От свежести и белоснежья немного кружит голову, как в полусне. Впереди небольшой просвет полянки, на осинке совершенно свежие погрызы, оставленные лосем, но следов могучего зверя нет, следовательно, в эту ночь он уже не приходил. А до этого, видать, тут пасся не один день или был не один. Обхожу поляну, исследую, углубляюсь дальше. Там должна быть цепь делянок – тоже излюбленное место всякого зверья и птицы. Что же ныне тут? Есть ли в этом году стожки? Очень люблю я делянки с живописными стожками, сразу как-то теплеет на душе при виде этих замечательных творений человечьих рук. Тут тебе и потрепанный сезоном шалашик-навес возле, рогульки от кострища… Кто-то трудился добротно летом. Кто? Чьи-то неизвестные мне судьбы, чье-то тихое, пасторальное счастье труда и созидания…
Не каркает лесной ворон, не стрекочет сорока, не слышно вездесущей сойки. И вправду все затаились. А этим-то чего таиться? Кто на них позарится? Разве что ястреб-тетеревятник, но и его боевого клича не слышно, хотя недалеко отсюда они всюду вдоль поймы реки… Плывешь по ней осенью, и за каждым поворотом новая семейка этих лесных воинов-красавцев. Особенно интересно наблюдать, как они учат своих подросших деток первым полетам. Опасное это для юнцов занятие, особенно посадка, порою совершая ее, они сильно калечатся, и тогда, конечно, их ждет только гибель.
Иду по делянкам. Стожок, еще один! Светятся они, и есть в них что-то чуть грустное, то ли от воспоминаний, то ли сами стожки призывают к ностальгии. Что ни говори, а в каждом родившемся на Руси живет землепашец-сельчанин.
Вдруг взор выхватывает какое-то движение сбоку. Оборачиваюсь — куница стремительно перебегает дорогу, на мгновение останавливается, оценивая меня, и тут же скрывается куда-то, я даже не могу понять куда.
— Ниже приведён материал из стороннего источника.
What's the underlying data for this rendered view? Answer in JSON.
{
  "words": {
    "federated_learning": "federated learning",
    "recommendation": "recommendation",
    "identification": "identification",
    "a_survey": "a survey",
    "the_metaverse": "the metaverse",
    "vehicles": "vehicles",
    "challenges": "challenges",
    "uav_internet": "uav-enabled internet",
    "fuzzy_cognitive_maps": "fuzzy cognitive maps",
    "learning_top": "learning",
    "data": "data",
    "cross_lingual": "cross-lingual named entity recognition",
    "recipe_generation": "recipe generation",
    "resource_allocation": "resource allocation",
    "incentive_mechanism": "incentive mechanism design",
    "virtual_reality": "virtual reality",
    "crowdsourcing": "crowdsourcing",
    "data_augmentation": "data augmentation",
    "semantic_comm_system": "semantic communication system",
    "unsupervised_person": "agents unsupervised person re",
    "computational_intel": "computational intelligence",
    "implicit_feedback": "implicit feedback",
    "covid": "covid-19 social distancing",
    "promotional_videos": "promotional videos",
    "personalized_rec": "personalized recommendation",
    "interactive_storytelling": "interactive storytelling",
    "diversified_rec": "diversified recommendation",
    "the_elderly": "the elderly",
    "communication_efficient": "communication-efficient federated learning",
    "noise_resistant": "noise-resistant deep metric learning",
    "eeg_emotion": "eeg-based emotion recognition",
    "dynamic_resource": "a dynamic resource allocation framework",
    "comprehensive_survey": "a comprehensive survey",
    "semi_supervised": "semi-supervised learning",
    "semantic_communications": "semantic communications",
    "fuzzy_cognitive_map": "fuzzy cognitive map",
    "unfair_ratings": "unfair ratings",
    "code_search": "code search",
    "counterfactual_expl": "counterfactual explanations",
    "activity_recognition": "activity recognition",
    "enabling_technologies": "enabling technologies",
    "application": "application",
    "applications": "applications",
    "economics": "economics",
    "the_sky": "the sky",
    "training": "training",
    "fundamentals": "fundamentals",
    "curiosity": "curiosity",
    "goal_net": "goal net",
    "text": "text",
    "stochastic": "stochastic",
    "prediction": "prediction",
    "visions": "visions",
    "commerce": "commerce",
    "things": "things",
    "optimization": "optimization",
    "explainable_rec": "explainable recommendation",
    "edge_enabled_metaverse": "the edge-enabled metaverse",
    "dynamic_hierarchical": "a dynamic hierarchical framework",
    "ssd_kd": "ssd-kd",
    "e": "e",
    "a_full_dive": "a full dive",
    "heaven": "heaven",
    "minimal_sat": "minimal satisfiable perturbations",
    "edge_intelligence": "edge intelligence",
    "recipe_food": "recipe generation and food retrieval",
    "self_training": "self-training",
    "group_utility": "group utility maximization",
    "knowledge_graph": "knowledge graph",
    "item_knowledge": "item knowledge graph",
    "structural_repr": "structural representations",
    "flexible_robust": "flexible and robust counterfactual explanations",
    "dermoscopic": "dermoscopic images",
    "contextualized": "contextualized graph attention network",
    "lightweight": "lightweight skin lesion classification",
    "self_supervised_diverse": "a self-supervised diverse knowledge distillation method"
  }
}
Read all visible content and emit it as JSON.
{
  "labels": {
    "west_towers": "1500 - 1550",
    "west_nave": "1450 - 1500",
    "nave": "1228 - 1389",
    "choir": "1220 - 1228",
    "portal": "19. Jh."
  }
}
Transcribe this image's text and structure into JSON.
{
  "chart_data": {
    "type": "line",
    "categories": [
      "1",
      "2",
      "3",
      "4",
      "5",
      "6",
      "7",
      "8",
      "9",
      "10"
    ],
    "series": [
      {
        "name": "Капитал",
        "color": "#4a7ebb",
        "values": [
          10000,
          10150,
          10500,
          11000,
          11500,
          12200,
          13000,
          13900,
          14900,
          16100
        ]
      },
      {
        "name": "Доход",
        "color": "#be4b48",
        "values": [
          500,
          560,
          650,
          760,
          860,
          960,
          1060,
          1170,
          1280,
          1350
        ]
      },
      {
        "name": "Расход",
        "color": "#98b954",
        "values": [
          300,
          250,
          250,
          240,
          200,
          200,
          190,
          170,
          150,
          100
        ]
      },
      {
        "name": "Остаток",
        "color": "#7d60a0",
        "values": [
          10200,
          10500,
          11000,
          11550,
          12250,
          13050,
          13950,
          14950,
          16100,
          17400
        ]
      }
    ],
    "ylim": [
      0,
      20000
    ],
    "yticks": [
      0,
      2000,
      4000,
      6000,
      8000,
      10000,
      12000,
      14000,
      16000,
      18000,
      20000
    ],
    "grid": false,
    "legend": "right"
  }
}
«На все есть исключение, но в целом правило пока подтверждается, – констатирую я, пробираясь чрез густые поросли. – Кто кунице враг в этом лесу? Да, пожалуй, таких и нет, вот и смела разбойница! Что-то затевает!» Крепи нарастают, иду напрямую к заветному месту косачей. Там березняк знатный, потаенный среди сосны и смешанной поросли. Уже белеют первые ряды берез вдалеке. Конечно, о ночевке в лунках говорить еще не приходится, но есть ли краснобровые красавцы вообще, не покинули ли свое заветное место? Издали вглядываюсь в бинокль в редкие просветы. Тут важно движение птицы – иначе как ее выхватишь взором средь ряби белого и черного цвета? Ничего невозможно разглядеть, все что-то мешает: то ствол, то широкая ветвь в поле обзора. Скрадываю осторожно еще, снова затаиваюсь, потом опять, вхожу в свой заветный березняк. Впереди высится знакомая громадная ель в снежном облачении. Эх, до чего она величественна среди сверкающих берез! А это что на верхушке ели? Какая-то большая темная птица! Прицеливаюсь биноклем. Неужели глухарь восседает величественно? Но вижу хищный клюв, надменный профиль. Ястреб! То, о чем вспомнил, то и явилось. Удивительно! А ведь он наверняка видит меня, так отчего же не взлетает? Начинаю осторожный обход своего заветного места. Ни пера свежего, ни помета, ни следов на девственном снегу.
«Теперь надо выходить к реке, – думаю я. – Для подранков, надеюсь, закон всеобщий не писан. Надо будет завтра выяснить, когда зверь и птица вернутся к своему обычному укладу жизни.
Ах эти тайны природы! Пока не удостоверишься сам, ни за что не поверишь!»